Overall, waste was reduced to a gratifying degree (Lean) over the years. But at the end of year 5 the stamping shop is the bottleneck for production output. If sales and thus production volumes continue to rise, additional staff needs to be engaged on time.

Piloting in production
Continuous process improvement and proportional costs per unit

From the graphical representation, the effects of these improvement measures can be seen when the analysis is approached in more detail:

    • Stamping shop full unit costs increased from 500,000 to 522,586 in year 5 (+4.5%). This is due to wage increases and price increases in supplies and operating materials.
    • Due to the process improvements mentioned above, the output produced increased from 6,000 units to 7,100 units, while the processing hours consumed for this purpose only increased from 6,000 to 6,450 hours. This explains why, in the graph on the right, proportional unit costs fell from 60.00 to 57.28 despite wage increases.
    • Fixed costs have decreased to 115,907 due to the introduction of operational data collection and due to the efforts of the cost center manager to perform internal tasks with less workload (left graph). As a result (in purely arithmetical terms), the fixed production costs per unit fell from 23.33 to 13.60 (right graph).
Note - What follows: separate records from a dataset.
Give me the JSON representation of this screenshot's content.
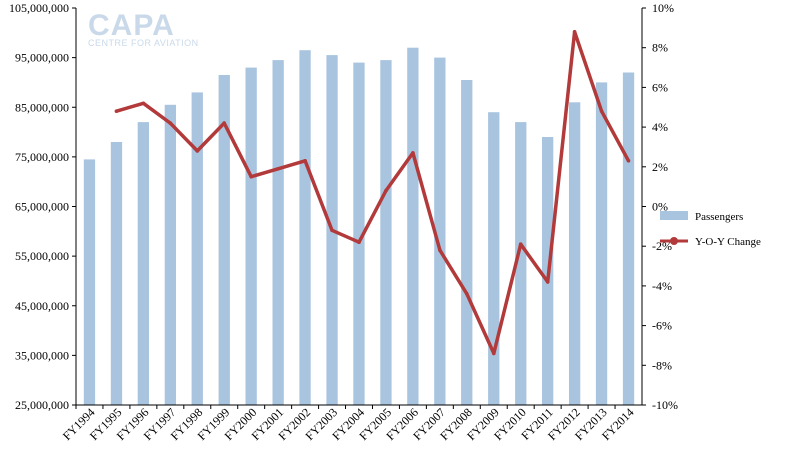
{
  "logo": {
    "name": "CAPA",
    "tagline": "CENTRE FOR AVIATION"
  },
  "chart_data": {
    "type": "bar",
    "categories": [
      "FY1994",
      "FY1995",
      "FY1996",
      "FY1997",
      "FY1998",
      "FY1999",
      "FY2000",
      "FY2001",
      "FY2002",
      "FY2003",
      "FY2004",
      "FY2005",
      "FY2006",
      "FY2007",
      "FY2008",
      "FY2009",
      "FY2010",
      "FY2011",
      "FY2012",
      "FY2013",
      "FY2014"
    ],
    "series": [
      {
        "name": "Passengers",
        "type": "bar",
        "axis": "left",
        "color": "#a9c4df",
        "values": [
          74500000,
          78000000,
          82000000,
          85500000,
          88000000,
          91500000,
          93000000,
          94500000,
          96500000,
          95500000,
          94000000,
          94500000,
          97000000,
          95000000,
          90500000,
          84000000,
          82000000,
          79000000,
          86000000,
          90000000,
          92000000
        ]
      },
      {
        "name": "Y-O-Y Change",
        "type": "line",
        "axis": "right",
        "color": "#b23a3a",
        "values": [
          null,
          4.8,
          5.2,
          4.2,
          2.8,
          4.2,
          1.5,
          1.9,
          2.3,
          -1.2,
          -1.8,
          0.8,
          2.7,
          -2.2,
          -4.4,
          -7.4,
          -1.9,
          -3.8,
          8.8,
          4.8,
          2.3
        ]
      }
    ],
    "y_left": {
      "ylim": [
        25000000,
        105000000
      ],
      "tick_labels": [
        "25,000,000",
        "35,000,000",
        "45,000,000",
        "55,000,000",
        "65,000,000",
        "75,000,000",
        "85,000,000",
        "95,000,000",
        "105,000,000"
      ]
    },
    "y_right": {
      "ylim": [
        -10,
        10
      ],
      "tick_labels": [
        "-10%",
        "-8%",
        "-6%",
        "-4%",
        "-2%",
        "0%",
        "2%",
        "4%",
        "6%",
        "8%",
        "10%"
      ]
    },
    "legend_position": "right",
    "grid": false
  }
}
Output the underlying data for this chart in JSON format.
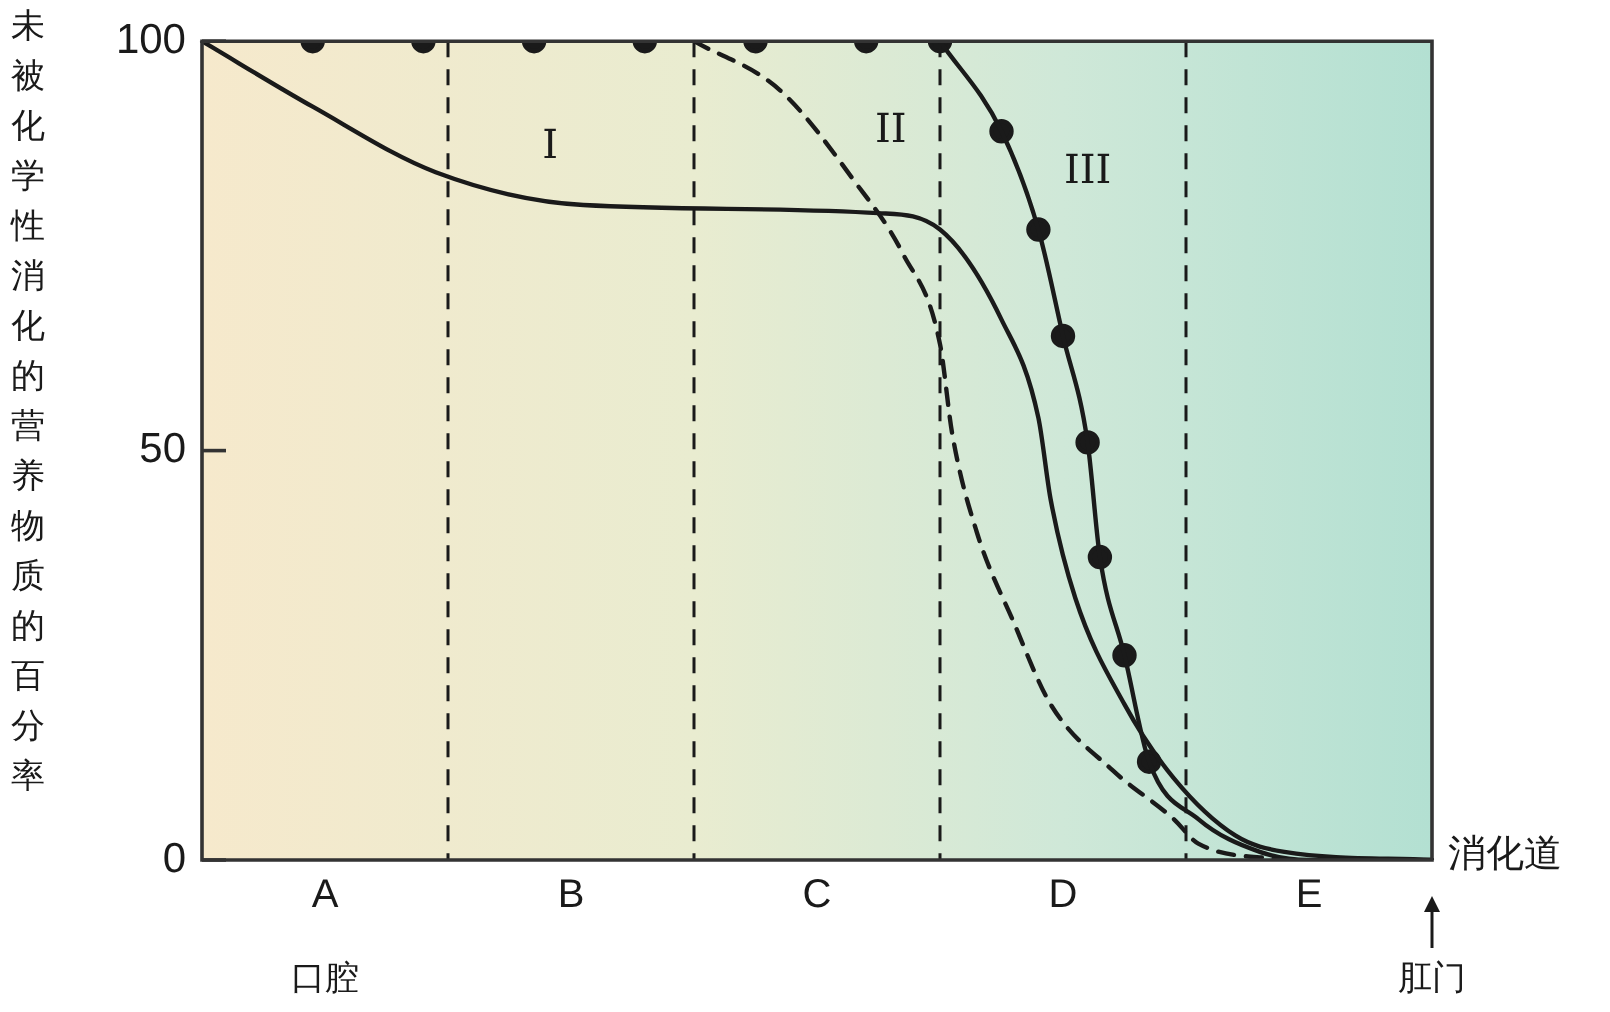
{
  "chart_data": {
    "type": "line",
    "ylabel": "未被化学性消化的营养物质的百分率",
    "xlabel": "消化道",
    "categories": [
      null,
      null,
      null,
      null,
      null,
      null,
      null,
      null,
      null,
      null,
      "A",
      null,
      null,
      null,
      null,
      null,
      null,
      null,
      null,
      null,
      null,
      null,
      null,
      null,
      null,
      null,
      null,
      null,
      null,
      null,
      "B",
      null,
      null,
      null,
      null,
      null,
      null,
      null,
      null,
      null,
      null,
      null,
      null,
      null,
      null,
      null,
      null,
      null,
      null,
      null,
      "C",
      null,
      null,
      null,
      null,
      null,
      null,
      null,
      null,
      null,
      null,
      null,
      null,
      null,
      null,
      null,
      null,
      null,
      null,
      null,
      "D",
      null,
      null,
      null,
      null,
      null,
      null,
      null,
      null,
      null,
      null,
      null,
      null,
      null,
      null,
      null,
      null,
      null,
      null,
      null,
      "E",
      null,
      null,
      null,
      null,
      null,
      null,
      null,
      null,
      null,
      null
    ],
    "ylim": [
      0,
      100
    ],
    "yticks": [
      0,
      50,
      100
    ],
    "marker": "none",
    "series": [
      {
        "color": "#1a1a1a",
        "line_style": "solid",
        "values": [
          100,
          null,
          null,
          null,
          null,
          null,
          null,
          null,
          null,
          92,
          null,
          null,
          null,
          null,
          null,
          null,
          null,
          null,
          null,
          84,
          null,
          null,
          null,
          null,
          null,
          null,
          null,
          null,
          null,
          null,
          null,
          80,
          null,
          null,
          null,
          null,
          null,
          null,
          null,
          null,
          null,
          null,
          null,
          null,
          null,
          null,
          null,
          null,
          null,
          null,
          null,
          null,
          null,
          null,
          null,
          79,
          null,
          null,
          null,
          null,
          77,
          null,
          null,
          null,
          null,
          66,
          null,
          null,
          54,
          44,
          null,
          32,
          null,
          null,
          null,
          19,
          null,
          null,
          null,
          10,
          null,
          null,
          null,
          null,
          3,
          null,
          null,
          null,
          1,
          null,
          null,
          null,
          null,
          null,
          null,
          null,
          null,
          null,
          null,
          null,
          0
        ]
      },
      {
        "color": "#1a1a1a",
        "line_style": "dashed",
        "values": [
          null,
          null,
          null,
          null,
          null,
          null,
          null,
          null,
          null,
          null,
          null,
          null,
          null,
          null,
          null,
          null,
          null,
          null,
          null,
          null,
          null,
          null,
          null,
          null,
          null,
          null,
          null,
          null,
          null,
          null,
          null,
          null,
          null,
          null,
          null,
          null,
          null,
          null,
          null,
          null,
          100,
          null,
          null,
          null,
          null,
          null,
          null,
          94,
          null,
          null,
          null,
          null,
          null,
          83,
          null,
          null,
          null,
          74,
          null,
          null,
          63,
          52,
          null,
          40,
          null,
          null,
          29,
          null,
          null,
          19,
          null,
          null,
          null,
          null,
          11,
          null,
          null,
          null,
          null,
          5,
          null,
          2,
          null,
          null,
          null,
          null,
          null,
          null,
          0,
          null,
          null,
          null,
          null,
          null,
          null,
          null,
          null,
          null,
          null,
          null,
          null
        ]
      },
      {
        "color": "#1a1a1a",
        "line_style": "solid",
        "values": [
          null,
          null,
          null,
          null,
          null,
          null,
          null,
          null,
          null,
          null,
          null,
          null,
          null,
          null,
          null,
          null,
          null,
          null,
          null,
          null,
          null,
          null,
          null,
          null,
          null,
          null,
          null,
          null,
          null,
          null,
          null,
          null,
          null,
          null,
          null,
          null,
          null,
          null,
          null,
          null,
          null,
          null,
          null,
          null,
          null,
          null,
          null,
          null,
          null,
          null,
          null,
          null,
          null,
          null,
          null,
          null,
          null,
          null,
          null,
          null,
          100,
          null,
          null,
          null,
          null,
          89,
          null,
          null,
          77,
          null,
          64,
          null,
          51,
          37,
          null,
          25,
          null,
          12,
          null,
          null,
          null,
          5,
          null,
          null,
          null,
          null,
          1,
          null,
          null,
          null,
          0,
          null,
          null,
          null,
          null,
          null,
          null,
          null,
          null,
          null,
          0
        ]
      },
      {
        "type": "scatter",
        "color": "#1a1a1a",
        "marker": "circle",
        "values": [
          null,
          null,
          null,
          null,
          null,
          null,
          null,
          null,
          null,
          100,
          null,
          null,
          null,
          null,
          null,
          null,
          null,
          null,
          100,
          null,
          null,
          null,
          null,
          null,
          null,
          null,
          null,
          100,
          null,
          null,
          null,
          null,
          null,
          null,
          null,
          null,
          100,
          null,
          null,
          null,
          null,
          null,
          null,
          null,
          null,
          100,
          null,
          null,
          null,
          null,
          null,
          null,
          null,
          null,
          100,
          null,
          null,
          null,
          null,
          null,
          100,
          null,
          null,
          null,
          null,
          89,
          null,
          null,
          77,
          null,
          64,
          null,
          51,
          37,
          null,
          25,
          null,
          12,
          null,
          null,
          null,
          null,
          null,
          null,
          null,
          null,
          null,
          null,
          null,
          null,
          null,
          null,
          null,
          null,
          null,
          null,
          null,
          null,
          null,
          null,
          null
        ]
      }
    ],
    "annotations": [
      "I",
      "II",
      "III",
      "口腔",
      "肛门"
    ]
  }
}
By reducing fixed costs and increasing productivity in manufacturing, this cost center has made an important contribution to improving the company’s cost position. As long as market prices remain the same, the company generates higher profits. If the competition lowers selling prices, e.g. to gain market share, the company can follow and still remain in the profit zone.

Observing the piloting variables of production and their development over time reveals where internal process and structural adjustments offer opportunities to strengthen competitiveness. Therefore, piloting is an essential part of integrated operational planning and control.